Eric is CEO and Founder of GoCodeGreen, a UK-based world-leading ClimateTech company with a mission to help decarbonise the digital world in which we all live. GoCodeGreen is a self-funded, independent ClimateTech business that has built the world’s first carbon impact assessments for software and ICT (Information and Communications Technology). GoCodeGreen has already worked with over 25 companies across 5 industry sectors and consistently identified carbon reduction opportunities of up to 45%. GoCodeGreen has been nominated for the Earthshot Prize, in the Fix our Climate category for 2023 and is the winner of the World Green Technology Leader Award. Here, Eric talks about the wonderful opportunity for CXOs to take a leadership position in digital and technology decarbonisation as part of achieving their net-zero commitments.
This matters. If you have committed your organisation to a net-zero target then you will be unable to achieve it without tackling the carbon costs associated with your use of technology.
We live in a digital world. But we also live in a world in crisis. Every business in every sector will use technology in some form to create the amazing products, services, and capabilities they offer to their customers. Every business has a role to play, whether small or big, to contribute toward action. By implication all CXOs are needed to take a leadership position to help drive a change in the way businesses are run, the choices they make, and the culture they build within their organisations.
Fortunately, decarbonising digital is one of the opportunities you can take as a CXO that won’t require radical reform, huge investment, or changes in business practice. And you can start taking action tomorrow. Everywhere we turn we hear talk of SmartCities, Artificial Intelligence, Big Data, and ChatGPT. Technology and digital solutions are here and growing, and the social, educational, health, and business value of technology is now unquestionable. Digital products and services are the bedrock of many businesses, and increasingly for some, the only way of delivering products to customers. But behind the scenes, this growth has a carbon impact that has remained invisible to most of us.
The information and communication technology (ICT) sector is now estimated to account for somewhere between 4 to 6% of global greenhouse gas emissions and is predicted to consume over 20% of global energy by 2030. Research has shown that for some businesses, as much as 29% of their total carbon impact can be related to technology use. A much-quoted comparison that continues to shock is that data centers running the software we so depend on, now have the same carbon impact as the aviation industry.

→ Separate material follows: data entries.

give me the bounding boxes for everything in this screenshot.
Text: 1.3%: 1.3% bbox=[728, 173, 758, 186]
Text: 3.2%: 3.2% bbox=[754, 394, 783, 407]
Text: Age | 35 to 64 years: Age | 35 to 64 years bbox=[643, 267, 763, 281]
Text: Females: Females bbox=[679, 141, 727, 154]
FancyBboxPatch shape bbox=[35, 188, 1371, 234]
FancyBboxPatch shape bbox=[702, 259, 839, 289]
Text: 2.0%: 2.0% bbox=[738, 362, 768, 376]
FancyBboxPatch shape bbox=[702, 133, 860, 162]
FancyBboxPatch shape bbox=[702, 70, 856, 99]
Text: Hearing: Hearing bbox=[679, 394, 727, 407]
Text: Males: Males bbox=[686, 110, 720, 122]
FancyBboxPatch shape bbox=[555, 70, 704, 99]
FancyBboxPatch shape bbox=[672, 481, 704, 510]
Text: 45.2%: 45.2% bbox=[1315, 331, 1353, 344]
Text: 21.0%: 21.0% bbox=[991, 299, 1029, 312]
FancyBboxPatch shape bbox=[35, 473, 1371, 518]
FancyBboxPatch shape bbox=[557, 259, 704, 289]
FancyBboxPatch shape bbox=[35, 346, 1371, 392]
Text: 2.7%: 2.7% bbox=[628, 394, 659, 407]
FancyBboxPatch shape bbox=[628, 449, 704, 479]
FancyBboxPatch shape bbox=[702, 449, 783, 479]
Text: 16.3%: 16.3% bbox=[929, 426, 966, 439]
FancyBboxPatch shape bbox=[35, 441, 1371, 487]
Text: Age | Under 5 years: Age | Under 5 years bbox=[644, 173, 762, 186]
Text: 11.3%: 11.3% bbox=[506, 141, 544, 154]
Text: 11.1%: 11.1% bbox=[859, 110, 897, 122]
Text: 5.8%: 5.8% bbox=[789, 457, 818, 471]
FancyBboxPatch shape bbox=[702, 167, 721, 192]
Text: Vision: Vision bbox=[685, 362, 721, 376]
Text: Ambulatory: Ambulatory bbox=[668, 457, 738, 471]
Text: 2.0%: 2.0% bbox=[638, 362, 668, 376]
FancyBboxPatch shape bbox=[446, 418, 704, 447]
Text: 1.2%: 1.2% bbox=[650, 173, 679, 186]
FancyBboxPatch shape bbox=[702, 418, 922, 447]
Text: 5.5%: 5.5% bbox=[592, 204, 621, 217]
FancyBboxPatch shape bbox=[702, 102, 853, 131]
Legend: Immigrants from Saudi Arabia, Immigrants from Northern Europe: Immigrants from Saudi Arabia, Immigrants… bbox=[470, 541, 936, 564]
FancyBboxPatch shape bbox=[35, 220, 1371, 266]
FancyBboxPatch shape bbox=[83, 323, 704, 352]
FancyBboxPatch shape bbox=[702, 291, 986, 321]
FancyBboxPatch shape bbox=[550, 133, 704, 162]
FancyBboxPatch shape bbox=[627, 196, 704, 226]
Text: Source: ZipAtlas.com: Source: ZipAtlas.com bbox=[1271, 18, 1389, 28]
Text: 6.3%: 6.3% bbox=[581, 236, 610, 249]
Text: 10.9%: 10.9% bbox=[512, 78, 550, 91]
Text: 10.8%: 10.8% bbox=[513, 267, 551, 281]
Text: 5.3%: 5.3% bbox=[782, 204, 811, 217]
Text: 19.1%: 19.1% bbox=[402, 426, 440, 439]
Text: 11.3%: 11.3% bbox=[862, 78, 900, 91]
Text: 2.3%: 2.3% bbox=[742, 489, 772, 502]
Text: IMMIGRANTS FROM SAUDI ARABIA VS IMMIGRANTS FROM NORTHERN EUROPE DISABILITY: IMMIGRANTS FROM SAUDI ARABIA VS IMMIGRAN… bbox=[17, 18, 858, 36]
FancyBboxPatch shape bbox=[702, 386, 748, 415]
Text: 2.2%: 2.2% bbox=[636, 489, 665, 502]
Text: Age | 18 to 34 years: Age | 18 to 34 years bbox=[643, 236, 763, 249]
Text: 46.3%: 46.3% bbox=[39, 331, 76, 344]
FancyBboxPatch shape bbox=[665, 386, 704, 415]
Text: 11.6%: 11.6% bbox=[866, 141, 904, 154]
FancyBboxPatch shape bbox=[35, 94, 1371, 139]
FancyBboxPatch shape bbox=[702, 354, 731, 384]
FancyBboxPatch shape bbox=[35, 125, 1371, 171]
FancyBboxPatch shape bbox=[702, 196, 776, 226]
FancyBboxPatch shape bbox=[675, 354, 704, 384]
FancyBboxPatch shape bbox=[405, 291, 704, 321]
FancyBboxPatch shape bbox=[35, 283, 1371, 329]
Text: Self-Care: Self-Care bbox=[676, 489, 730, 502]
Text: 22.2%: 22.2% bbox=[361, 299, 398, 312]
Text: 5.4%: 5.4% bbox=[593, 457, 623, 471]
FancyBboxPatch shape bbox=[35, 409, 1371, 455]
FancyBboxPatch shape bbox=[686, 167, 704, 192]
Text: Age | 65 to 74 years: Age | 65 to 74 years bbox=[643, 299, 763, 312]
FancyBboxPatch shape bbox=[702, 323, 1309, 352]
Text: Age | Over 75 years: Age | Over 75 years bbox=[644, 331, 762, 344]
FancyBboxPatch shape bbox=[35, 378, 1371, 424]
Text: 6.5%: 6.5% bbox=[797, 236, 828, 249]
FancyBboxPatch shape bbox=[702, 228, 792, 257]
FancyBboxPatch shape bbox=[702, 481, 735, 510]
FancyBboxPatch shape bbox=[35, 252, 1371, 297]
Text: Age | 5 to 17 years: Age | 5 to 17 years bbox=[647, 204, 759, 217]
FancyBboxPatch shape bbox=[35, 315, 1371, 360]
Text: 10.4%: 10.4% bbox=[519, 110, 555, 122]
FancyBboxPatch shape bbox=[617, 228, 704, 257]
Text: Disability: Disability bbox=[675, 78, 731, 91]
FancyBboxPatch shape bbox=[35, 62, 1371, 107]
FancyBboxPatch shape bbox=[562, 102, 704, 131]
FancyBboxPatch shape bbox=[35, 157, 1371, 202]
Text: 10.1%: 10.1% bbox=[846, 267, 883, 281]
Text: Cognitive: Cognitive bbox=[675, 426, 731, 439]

The recent IPCC synthesis report, the conclusion of its sixth assessment cycle, gave us an updated call to action. The world’s leading scientists have once again shown us that we have no time to spare, and that, as António Guterres, the Secretary General of the United Nations, stated we now must do “everything, everywhere, all at once” if we are to hold to the 1.5° temperature change a set by the Paris agreement. By the time the next IPCC assessment cycle completes it may well be 2030, it is the same timeframe we have to make a difference to avoid reaching the tipping point, the critical threshold that, if crossed, will lead to large and often irreversible changes in the climate system.
Digital decarbonisation needs to be part of that ‘everything’, and we can start to take action ‘everywhere, all at once’.